Temos algumas estatísticas interessantes quanto aos seriados. Naqueles em que as vítimas são atendidas ainda fora do hospital, por exemplo, você nunca vê ninguém morrer. Eles só mostram casos onde as pessoas sobrevivem, o que dá a entender que a sobrevida é de 100%, que ninguém morre. Só que depois vem a frustração porque, na realidade, 70% das pessoas atendidas fora do hospital morrem. A situação chegou a um ponto tão crítico que a American Heart Association pediu mudanças. Esses programas influenciam muito. Mas tem uma coisa boa. As pessoas começam a entender que quando alguém passa mal tem de chamar a emergência.

ISTOÉ – O que significa ser um médico especialista em emergência?
Agnaldo Píspico

Emoção. Quando as pessoas perguntam para mim qual a minha profissão eu digo médico. Especialidade? Cardiologia e UTI. E o seu hobby? Emergência. Não pude me dedicar só a emergência porque esses profissionais têm uma qualidade de vida muito ruim.

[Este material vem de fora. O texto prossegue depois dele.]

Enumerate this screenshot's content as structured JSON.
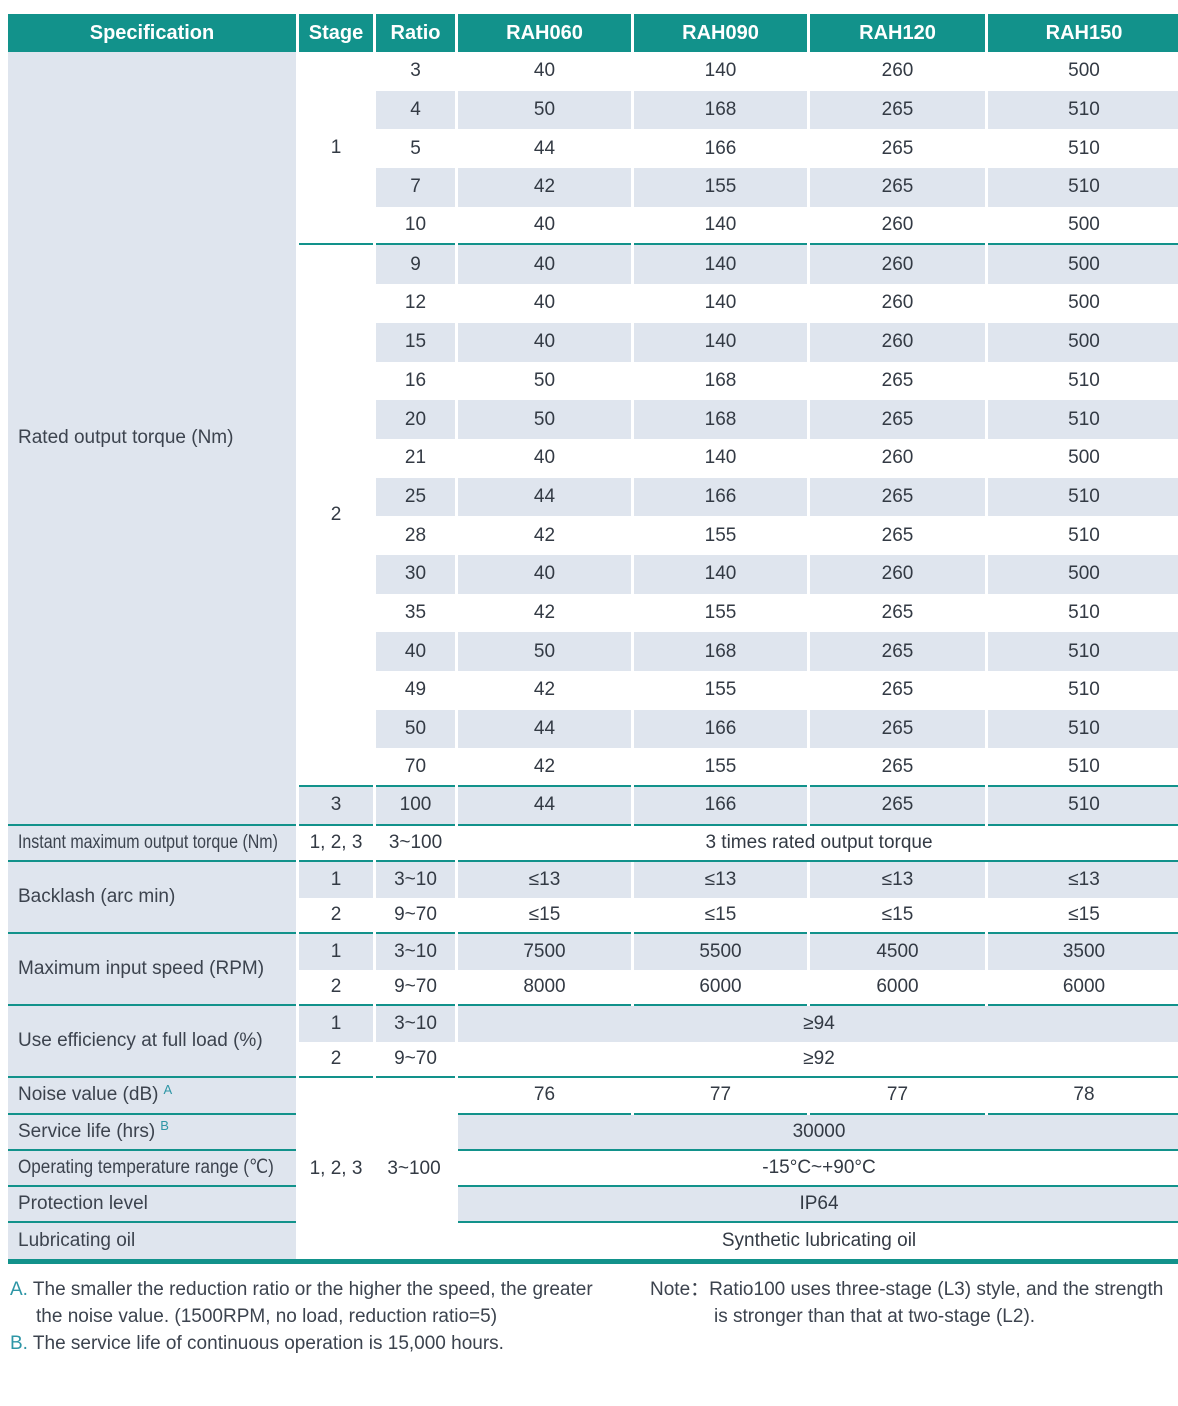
{
  "colors": {
    "teal": "#12928b",
    "shade": "#dfe5ee",
    "text": "#3c434e",
    "value_text": "#333a44",
    "accent": "#2e96a6"
  },
  "table": {
    "header": [
      "Specification",
      "Stage",
      "Ratio",
      "RAH060",
      "RAH090",
      "RAH120",
      "RAH150"
    ],
    "rated_output_torque": {
      "label": "Rated output torque (Nm)",
      "stages": [
        {
          "stage": "1",
          "rows": 5
        },
        {
          "stage": "2",
          "rows": 14
        },
        {
          "stage": "3",
          "rows": 1
        }
      ],
      "rows": [
        {
          "ratio": "3",
          "values": [
            "40",
            "140",
            "260",
            "500"
          ]
        },
        {
          "ratio": "4",
          "values": [
            "50",
            "168",
            "265",
            "510"
          ]
        },
        {
          "ratio": "5",
          "values": [
            "44",
            "166",
            "265",
            "510"
          ]
        },
        {
          "ratio": "7",
          "values": [
            "42",
            "155",
            "265",
            "510"
          ]
        },
        {
          "ratio": "10",
          "values": [
            "40",
            "140",
            "260",
            "500"
          ]
        },
        {
          "ratio": "9",
          "values": [
            "40",
            "140",
            "260",
            "500"
          ]
        },
        {
          "ratio": "12",
          "values": [
            "40",
            "140",
            "260",
            "500"
          ]
        },
        {
          "ratio": "15",
          "values": [
            "40",
            "140",
            "260",
            "500"
          ]
        },
        {
          "ratio": "16",
          "values": [
            "50",
            "168",
            "265",
            "510"
          ]
        },
        {
          "ratio": "20",
          "values": [
            "50",
            "168",
            "265",
            "510"
          ]
        },
        {
          "ratio": "21",
          "values": [
            "40",
            "140",
            "260",
            "500"
          ]
        },
        {
          "ratio": "25",
          "values": [
            "44",
            "166",
            "265",
            "510"
          ]
        },
        {
          "ratio": "28",
          "values": [
            "42",
            "155",
            "265",
            "510"
          ]
        },
        {
          "ratio": "30",
          "values": [
            "40",
            "140",
            "260",
            "500"
          ]
        },
        {
          "ratio": "35",
          "values": [
            "42",
            "155",
            "265",
            "510"
          ]
        },
        {
          "ratio": "40",
          "values": [
            "50",
            "168",
            "265",
            "510"
          ]
        },
        {
          "ratio": "49",
          "values": [
            "42",
            "155",
            "265",
            "510"
          ]
        },
        {
          "ratio": "50",
          "values": [
            "44",
            "166",
            "265",
            "510"
          ]
        },
        {
          "ratio": "70",
          "values": [
            "42",
            "155",
            "265",
            "510"
          ]
        },
        {
          "ratio": "100",
          "values": [
            "44",
            "166",
            "265",
            "510"
          ]
        }
      ]
    },
    "instant_max": {
      "label": "Instant maximum output torque (Nm)",
      "stage": "1, 2, 3",
      "ratio": "3~100",
      "value": "3 times rated output torque"
    },
    "backlash": {
      "label": "Backlash (arc min)",
      "rows": [
        {
          "stage": "1",
          "ratio": "3~10",
          "values": [
            "≤13",
            "≤13",
            "≤13",
            "≤13"
          ]
        },
        {
          "stage": "2",
          "ratio": "9~70",
          "values": [
            "≤15",
            "≤15",
            "≤15",
            "≤15"
          ]
        }
      ]
    },
    "max_input_speed": {
      "label": "Maximum input speed (RPM)",
      "rows": [
        {
          "stage": "1",
          "ratio": "3~10",
          "values": [
            "7500",
            "5500",
            "4500",
            "3500"
          ]
        },
        {
          "stage": "2",
          "ratio": "9~70",
          "values": [
            "8000",
            "6000",
            "6000",
            "6000"
          ]
        }
      ]
    },
    "efficiency": {
      "label": "Use efficiency at full load (%)",
      "rows": [
        {
          "stage": "1",
          "ratio": "3~10",
          "value": "≥94"
        },
        {
          "stage": "2",
          "ratio": "9~70",
          "value": "≥92"
        }
      ]
    },
    "bottom": {
      "stage": "1, 2, 3",
      "ratio": "3~100",
      "noise": {
        "label": "Noise value (dB)",
        "sup": "A",
        "values": [
          "76",
          "77",
          "77",
          "78"
        ]
      },
      "service_life": {
        "label": "Service life (hrs)",
        "sup": "B",
        "value": "30000"
      },
      "operating_temp": {
        "label": "Operating temperature range (℃)",
        "value": "-15°C~+90°C"
      },
      "protection": {
        "label": "Protection level",
        "value": "IP64"
      },
      "lubricating": {
        "label": "Lubricating oil",
        "value": "Synthetic lubricating oil"
      }
    }
  },
  "footnotes": {
    "a_prefix": "A.",
    "a_text": "The smaller the reduction ratio or the higher the speed, the greater the noise value. (1500RPM, no load, reduction ratio=5)",
    "b_prefix": "B.",
    "b_text": "The service life of continuous operation is 15,000 hours.",
    "note_prefix": "Note：",
    "note_text": "Ratio100 uses three-stage (L3) style, and the strength is stronger than that at two-stage (L2)."
  }
}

Para se ter uma idéia, o médico americano especialista em emergência ganha U$ 75 a hora, o brasileiro ganha R$ 19. Tenho meu consultório particular e boa renda familiar. Por isso, posso me dar ao luxo de fazer atendimento de urgência.

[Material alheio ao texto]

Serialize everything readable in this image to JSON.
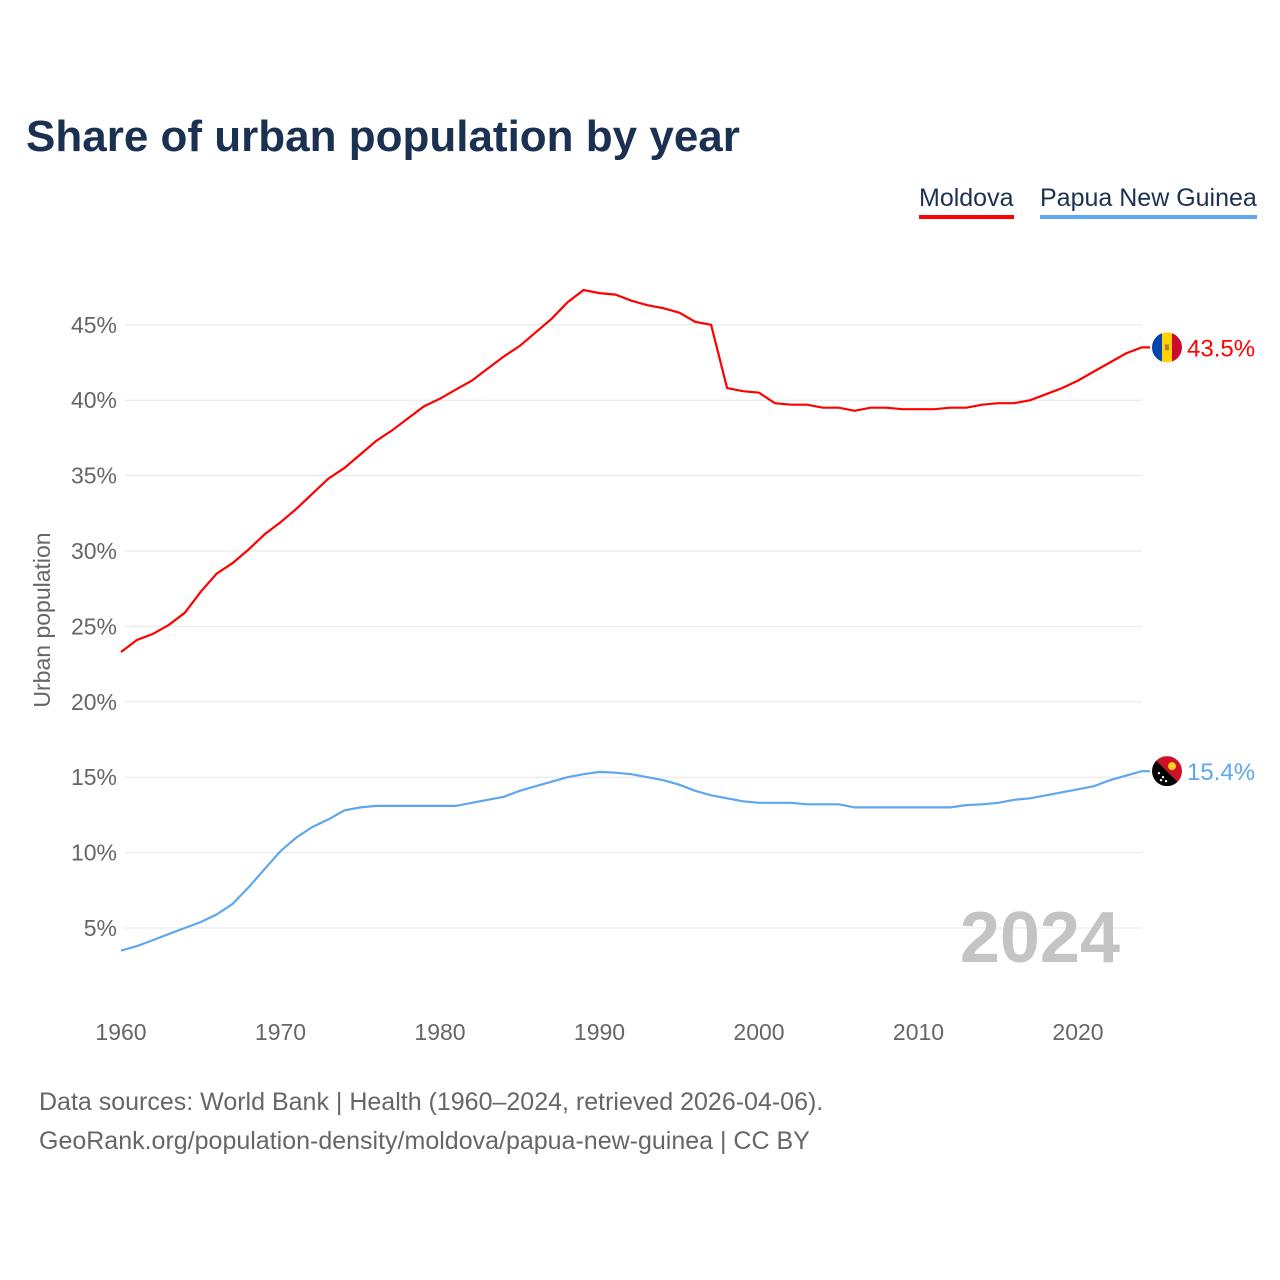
{
  "chart_data": {
    "type": "line",
    "title": "Share of urban population by year",
    "ylabel": "Urban population",
    "xlabel": "",
    "xlim": [
      1960,
      2024
    ],
    "ylim": [
      0,
      50
    ],
    "yticks": [
      5,
      10,
      15,
      20,
      25,
      30,
      35,
      40,
      45
    ],
    "ytick_labels": [
      "5%",
      "10%",
      "15%",
      "20%",
      "25%",
      "30%",
      "35%",
      "40%",
      "45%"
    ],
    "xticks": [
      1960,
      1970,
      1980,
      1990,
      2000,
      2010,
      2020
    ],
    "xtick_labels": [
      "1960",
      "1970",
      "1980",
      "1990",
      "2000",
      "2010",
      "2020"
    ],
    "grid": true,
    "legend_position": "top-right",
    "year_watermark": "2024",
    "series": [
      {
        "name": "Moldova",
        "color": "#ff0000",
        "end_label": "43.5%",
        "flag": "moldova-flag",
        "values": [
          23.3,
          24.1,
          24.5,
          25.1,
          25.9,
          27.3,
          28.5,
          29.2,
          30.1,
          31.1,
          31.9,
          32.8,
          33.8,
          34.8,
          35.5,
          36.4,
          37.3,
          38.0,
          38.8,
          39.6,
          40.1,
          40.7,
          41.3,
          42.1,
          42.9,
          43.6,
          44.5,
          45.4,
          46.5,
          47.3,
          47.1,
          47.0,
          46.6,
          46.3,
          46.1,
          45.8,
          45.2,
          45.0,
          40.8,
          40.6,
          40.5,
          39.8,
          39.7,
          39.7,
          39.5,
          39.5,
          39.3,
          39.5,
          39.5,
          39.4,
          39.4,
          39.4,
          39.5,
          39.5,
          39.7,
          39.8,
          39.8,
          40.0,
          40.4,
          40.8,
          41.3,
          41.9,
          42.5,
          43.1,
          43.5
        ]
      },
      {
        "name": "Papua New Guinea",
        "color": "#5ea6ee",
        "end_label": "15.4%",
        "flag": "papua-new-guinea-flag",
        "values": [
          3.5,
          3.8,
          4.2,
          4.6,
          5.0,
          5.4,
          5.9,
          6.6,
          7.7,
          8.9,
          10.1,
          11.0,
          11.7,
          12.2,
          12.8,
          13.0,
          13.1,
          13.1,
          13.1,
          13.1,
          13.1,
          13.1,
          13.3,
          13.5,
          13.7,
          14.1,
          14.4,
          14.7,
          15.0,
          15.2,
          15.35,
          15.3,
          15.2,
          15.0,
          14.8,
          14.5,
          14.1,
          13.8,
          13.6,
          13.4,
          13.3,
          13.3,
          13.3,
          13.2,
          13.2,
          13.2,
          13.0,
          13.0,
          13.0,
          13.0,
          13.0,
          13.0,
          13.0,
          13.15,
          13.2,
          13.3,
          13.5,
          13.6,
          13.8,
          14.0,
          14.2,
          14.4,
          14.8,
          15.1,
          15.4
        ]
      }
    ]
  },
  "footer": {
    "line1": "Data sources: World Bank | Health (1960–2024, retrieved 2026-04-06).",
    "line2": "GeoRank.org/population-density/moldova/papua-new-guinea | CC BY"
  }
}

ISTOÉ – Qual o perfil do médico emergencista no Brasil?
Agnaldo Píspico

Nós não temos médicos especialistas em emergência no Brasil. Não há residência específica nessa área. Hoje, começamos a ver algum movimento das universidades para tornar a emergência uma especialidade. O que temos por enquanto são médicos que fazem, por exemplo, cirurgia geral e dão plantão em emergência. Por isso, o perfil do profissional que trabalha em emergência é o de um apaixonado pelo que faz. Ou, então, é um médico que não tem consultório, trabalha no pronto-socorro, ganha pouco e tem pouco treinamento. Isso é muito ruim para a população. Muitos médicos, quando resolvem trocar de carro, vão dar plantão na emergência. Mas costumo dizer que emergência não é bico.

ISTOÉ – Para você qual a principal diferença entre o médico emergencista e o clínico?
Agnaldo Píspico

A adrenalina. O médico de emergência não pensa para agir. Quando há um acidente, por exemplo, passa um filme na sua cabeça de tudo que você tem que fazer. Você age por reflexo. Tudo já tem que estar na cabeça e é por isso que tem que treinar, treinar. E com o tempo a equipe começa a ficar redonda, a agir em conjunto. É como se fosse uma orquestra. O emergencista tem de estar disponível a qualquer hora, em qualquer lugar. Tem de sair correndo da cama, do restaurante, de onde estiver. Significa até cair na escada de casa porque “voou” para salvar vidas.
 

ISTOÉ – Qualquer hora é hora na sua profissão?
Agnaldo Píspico

Sim. Por exemplo, os jogos da Seleção Brasileira são um sonho para mim. Nas últimas três Copas, tive de atender emergências justo nas decisões. Um monte de gente infarta durante a partida. Só na final Brasil e França (em 1998) ninguém infartou. Mas, em compensação, no jogo Brasil e Holanda, que teve pênaltis, tive de correr para atender duas ocorrências.